Currently Indexed Fields
| Field Name | NLM Article markup |
| identifier | $meta/article-id[@pub-id-type = 'doi'] |
| title | $meta/title-group/article-title |
| date | $meta/pub-date |
| dateSubmitted | $meta/history/date[@date-type = 'received'] |
| dateAccepted | $meta/history/date[@date-type = 'accepted'] |
| creator | $meta/contrib-group/contrib[@contrib-type = 'author'] |
| contributor | $meta/contrib-group/contrib[@contrib-type = 'contributor'] |
| subject: | $meta/article-categories/subj-group[@subj-group-type = 'Discipline']/subject |
| description | $meta/abstract |
| publisher | $jnl-meta/publisher/publisher-name |
| body | /article/body |
| rights | $meta/copyright-statement |
| language | always "en" |
| type | always "http://purl.org/dc/dcmitype/Text" |
| format | always "text/xml" |
| journal-title | $meta/journal-title |
| volume | $meta/volume |
| isssue | $meta/issue |
| elocation | $meta/elocation-id |
| editor | $meta/contrib-group/contrib[@contrib-type = 'editor'] |
| issn | $meta/issn |
| reference | (ref-list) |
| annotations | Mulgara |
| user profiles | Mulgara |
All stored metadata is potentially searchable; see the otm-models for what data is stored, pmc2obj.xslt for what is extracted during ingest, and SearchService.java for what search fields are mapped to what fields in the model.
Notes:
- The article citation is generated from the article metadata. Since these fields are already indexed, it's not necessary to index the article citation separately. Article citation has been removed from the use cases.
- The only use case for a user to search article references would be to search the author name AND title. If you search either field separately, you will get a lot of false positives. This search may not be too useful for users. Is there other functionality that can be used over the parsed reference fields?
Additional Fields
The following fields are not indexed (but should be):
| Field Name | NLM Article markup |
| aff | $meta/aff |
| acknowledgements: | $meta/ack |
| conflict: | $meta/fn [@fn-type= 'conflict'] |
| financial-disclosure: | $meta/fn [@fn-type= 'financial-disclosure' |
| any footnote type: | $meta/fn [@fn-type= '<value>' |
| author-notes | $meta/author-notes |
| secondary subject: | $meta/article-categories/subj-group[@subj-group-type = 'Discipline']/subject/subject |
Notes:
- The affiliation field <addr-line> is a bit of a mess. An author can put any information they want into this field and it is not cleaned/verified. Because of this, the information doesn't follow any rules and would be difficult to parse. And even if it were easy to parse, the information would not be consistent (e.g. UCLA vs. UC Los Angeles vs. University of California Los Angeles). From the PLoS standpoint, the <addr-line> should not be parsed and stored in a comparable field to the UserProfile? organizationName.

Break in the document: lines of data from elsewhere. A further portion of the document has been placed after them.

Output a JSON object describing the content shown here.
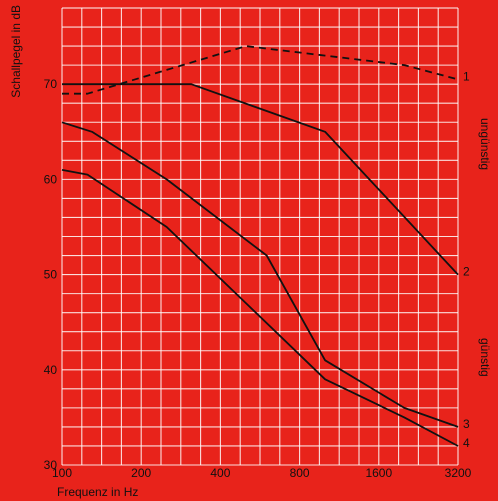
{
  "chart_data": {
    "type": "line",
    "xlabel": "Frequenz in Hz",
    "ylabel": "Schallpegel in dB",
    "x_scale": "log",
    "x_ticks": [
      "100",
      "200",
      "400",
      "800",
      "1600",
      "3200"
    ],
    "x_tick_values": [
      100,
      200,
      400,
      800,
      1600,
      3200
    ],
    "y_ticks": [
      "30",
      "40",
      "50",
      "60",
      "70"
    ],
    "y_tick_values": [
      30,
      40,
      50,
      60,
      70
    ],
    "xlim": [
      100,
      3200
    ],
    "ylim": [
      30,
      78
    ],
    "grid": true,
    "annotations": {
      "top": "ungünstig",
      "bottom": "günstig"
    },
    "series": [
      {
        "label": "1",
        "style": "dashed",
        "color": "#111111",
        "points": [
          [
            100,
            69
          ],
          [
            125,
            69
          ],
          [
            250,
            71.5
          ],
          [
            500,
            74
          ],
          [
            1000,
            73
          ],
          [
            2000,
            72
          ],
          [
            3200,
            70.5
          ]
        ]
      },
      {
        "label": "2",
        "style": "solid",
        "color": "#111111",
        "points": [
          [
            100,
            70
          ],
          [
            310,
            70
          ],
          [
            1000,
            65
          ],
          [
            3200,
            50
          ]
        ]
      },
      {
        "label": "3",
        "style": "solid",
        "color": "#111111",
        "points": [
          [
            100,
            66
          ],
          [
            130,
            65
          ],
          [
            250,
            60
          ],
          [
            600,
            52
          ],
          [
            1000,
            41
          ],
          [
            2000,
            36
          ],
          [
            3200,
            34
          ]
        ]
      },
      {
        "label": "4",
        "style": "solid",
        "color": "#111111",
        "points": [
          [
            100,
            61
          ],
          [
            125,
            60.5
          ],
          [
            250,
            55
          ],
          [
            500,
            47
          ],
          [
            1000,
            39
          ],
          [
            2000,
            35
          ],
          [
            3200,
            32
          ]
        ]
      }
    ]
  }
}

- We don't have nested subj-groups and the article XML will not be changes to use nested-sub-groups. The second category is already there. It's the subject name after the '/'. For example:
<subj-group subj-group-type="Discipline"> <subject>Neuroscience/Cognitive Neuroscience</subject> <subject>Neuroscience/Neurodevelopment</subject> <subject>Neuroscience/Psychology</subject> </subj-group> Primary category = Neuroscience Secondary categories = Cognitive Neuroscience, Neurodevelopment, Psychology
- Figure/table/media metadata is already indexed in the body of the article. This information has been removed from the use cases.
Index Capabilities
- Index (or remove index) on article XML on:
- Publish, delete, re-publish
- Index (or remove index) annotations on:
- Add, delete, update
- Index (or remove index) user profiles on:
- Add, delete, update
Simple Search
Simple search includes the following article fields:
- abstract
- title
- author
- body
Simple search should also include:
- annotations
- article reference list
Search Capabilities
- Search any of the indexed fields.
- Search relationships in Mulgara:
- Search for all papers by an author
- Search for all annotations by a user
- Etc.
- Search across one or more journals (user specified)
- Cross-pubbed articles should show up in search (#1027)
- Support query syntax
Sorting Search Results
- Sort by relevance (number of words?)
- Sort chronological order
- Sort reverse chronological order
- Sort by article type
- Sort by rating
- Sort by article level metrics
- Number of article views and/or PDF/XML downloads
- Number of citations
- Overall impact (combination of all article level metrics)
Open Questions
- To sort an article by a metric (e.g. page views), would the metric have to be stored in Mulgara?
- Can an annotation type be used for article metrics?
- Can the annotation store multiple metrics (e.g. page views, PDF downloads, # citations, etc.)
- As the metadata or content models could change, is there a way for an admin to add new fields and re-index?